Postgresql - index on individual array elements or index on keys in an hstore


I have a table of users, with a column uuid and a column tags:

| uuid varchar PRIMARY KEY | tags ????? |

I am not sure what type the column tags should be, hstore or varchar[]. I want it to contain a list of interests or categories, like 'burgers' or 'vegetables', such that I can query for all users who have any tags in a specified array (i.e. "Which users like any of 'burgers' 'vegetables' 'hotdogs'?") For this query to be fast, I imagine I should index on the individual categories however they are stored. I expect most users to have a small number of tags (0-5) but they could potentially have up to 100 or so. And there are many different options of tags (could be 1000+).

I believe I can index on keys in an hstore so that I know hstore type is an option. Is it possible to index on individual varchar elements of arrays? (I've seen posts about this but they were inconclusive.)


Postgres version 9.3.5


Solution

  • I would recommend separate tables for tags

    You already have Table users with uuid, let's say:

    CREATE TABLE users (
        uuid serial primary key,
        user_name text
    );
    

    Now the tags:

    CREATE TABLE tags (
        tag_id serial primary key,
        tag_name text
    );
    
    CREATE TABLE users_tags (
        uuid integer references users,
        tag_id integer references tags,
        primary key (uuid, tag_id)
    );
    

    Now you can easily query with for example:

    SELECT * FROM users
        JOIN users_tags USING (uuid)
        JOIN tags USING (tag_id)
        WHERE tag_name = 'Burgers';
    

    Now you can easily add index on tag_name. You can also easily force uniqueness on tag name or create a unique index on lower(tag_name) that would eliminate problems with capital letters in tag names (Burgers vs. BurgerS).
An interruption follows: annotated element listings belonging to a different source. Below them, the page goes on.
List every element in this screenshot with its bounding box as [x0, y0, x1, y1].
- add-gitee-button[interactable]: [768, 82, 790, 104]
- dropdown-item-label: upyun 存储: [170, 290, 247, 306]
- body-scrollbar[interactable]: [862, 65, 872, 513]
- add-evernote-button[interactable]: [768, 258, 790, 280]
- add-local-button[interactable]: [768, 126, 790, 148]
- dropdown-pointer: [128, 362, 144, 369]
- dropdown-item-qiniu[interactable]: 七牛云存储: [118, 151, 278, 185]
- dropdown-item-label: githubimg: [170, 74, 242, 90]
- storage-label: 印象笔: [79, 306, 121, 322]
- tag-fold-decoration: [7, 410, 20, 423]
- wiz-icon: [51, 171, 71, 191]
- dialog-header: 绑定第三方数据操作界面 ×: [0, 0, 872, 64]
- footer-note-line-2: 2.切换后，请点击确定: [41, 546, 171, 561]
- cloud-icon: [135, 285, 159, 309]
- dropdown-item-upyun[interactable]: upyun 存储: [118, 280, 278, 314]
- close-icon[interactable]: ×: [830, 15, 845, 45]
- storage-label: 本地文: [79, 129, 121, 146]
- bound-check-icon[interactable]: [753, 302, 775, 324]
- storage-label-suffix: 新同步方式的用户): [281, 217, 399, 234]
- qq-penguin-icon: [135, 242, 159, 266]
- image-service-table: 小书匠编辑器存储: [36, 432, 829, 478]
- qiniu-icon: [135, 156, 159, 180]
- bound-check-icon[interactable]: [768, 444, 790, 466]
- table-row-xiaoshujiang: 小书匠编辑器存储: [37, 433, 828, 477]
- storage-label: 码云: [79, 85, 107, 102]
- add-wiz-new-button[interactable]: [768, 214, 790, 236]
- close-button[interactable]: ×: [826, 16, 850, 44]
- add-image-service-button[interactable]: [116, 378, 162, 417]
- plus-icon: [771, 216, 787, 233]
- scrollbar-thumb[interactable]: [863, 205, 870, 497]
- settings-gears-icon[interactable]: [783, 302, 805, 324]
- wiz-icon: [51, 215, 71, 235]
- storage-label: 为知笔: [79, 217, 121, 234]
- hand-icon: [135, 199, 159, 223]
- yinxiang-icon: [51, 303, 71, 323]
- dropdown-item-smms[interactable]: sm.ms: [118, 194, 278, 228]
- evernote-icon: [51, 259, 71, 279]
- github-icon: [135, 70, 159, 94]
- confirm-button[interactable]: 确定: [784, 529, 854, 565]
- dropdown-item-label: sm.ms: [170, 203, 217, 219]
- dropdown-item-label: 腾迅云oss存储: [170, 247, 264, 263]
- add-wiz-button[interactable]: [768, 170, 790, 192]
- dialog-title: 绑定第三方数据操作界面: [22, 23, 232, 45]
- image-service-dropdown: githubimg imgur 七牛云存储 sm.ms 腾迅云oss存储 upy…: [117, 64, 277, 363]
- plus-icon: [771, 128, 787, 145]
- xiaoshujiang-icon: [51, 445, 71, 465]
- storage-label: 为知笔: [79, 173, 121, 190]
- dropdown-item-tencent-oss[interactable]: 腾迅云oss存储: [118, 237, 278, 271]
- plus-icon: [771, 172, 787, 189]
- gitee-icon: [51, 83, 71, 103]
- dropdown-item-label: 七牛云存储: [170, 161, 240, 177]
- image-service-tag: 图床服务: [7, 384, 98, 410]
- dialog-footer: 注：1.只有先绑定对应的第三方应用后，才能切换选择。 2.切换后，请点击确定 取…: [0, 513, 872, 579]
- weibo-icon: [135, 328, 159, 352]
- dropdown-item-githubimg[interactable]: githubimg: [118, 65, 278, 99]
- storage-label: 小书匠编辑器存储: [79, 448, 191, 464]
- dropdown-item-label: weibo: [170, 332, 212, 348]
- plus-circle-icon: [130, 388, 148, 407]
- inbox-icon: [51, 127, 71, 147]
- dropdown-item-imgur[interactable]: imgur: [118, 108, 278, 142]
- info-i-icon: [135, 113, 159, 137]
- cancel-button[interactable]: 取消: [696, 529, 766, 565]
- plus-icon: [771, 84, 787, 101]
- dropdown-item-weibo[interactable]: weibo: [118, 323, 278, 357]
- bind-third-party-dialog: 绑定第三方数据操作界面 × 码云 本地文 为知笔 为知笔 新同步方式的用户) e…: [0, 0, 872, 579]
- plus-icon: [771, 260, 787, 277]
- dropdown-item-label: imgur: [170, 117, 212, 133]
    A simpler solution would be to leave the tag table out and just create:

    CREATE TABLE users_tags (
        uuid integer references users,
        tag_name text,
        primary key (uuid, tag_name)
    );
    

    Whether you create a separate table for tags or just use users_tags -table mostly depends on how tags are used. Separate table is needed if you have a (mostly) defined set of tags and you maybe want to add info to a specific tag name later. The query "which users like 'hotdogs'" would suggest a separate tagle where tag 'hotdog' has a specific ID. If users can freely add all kinds of mumbojumbo tags and no info will be attached to them later then leave the separate table out.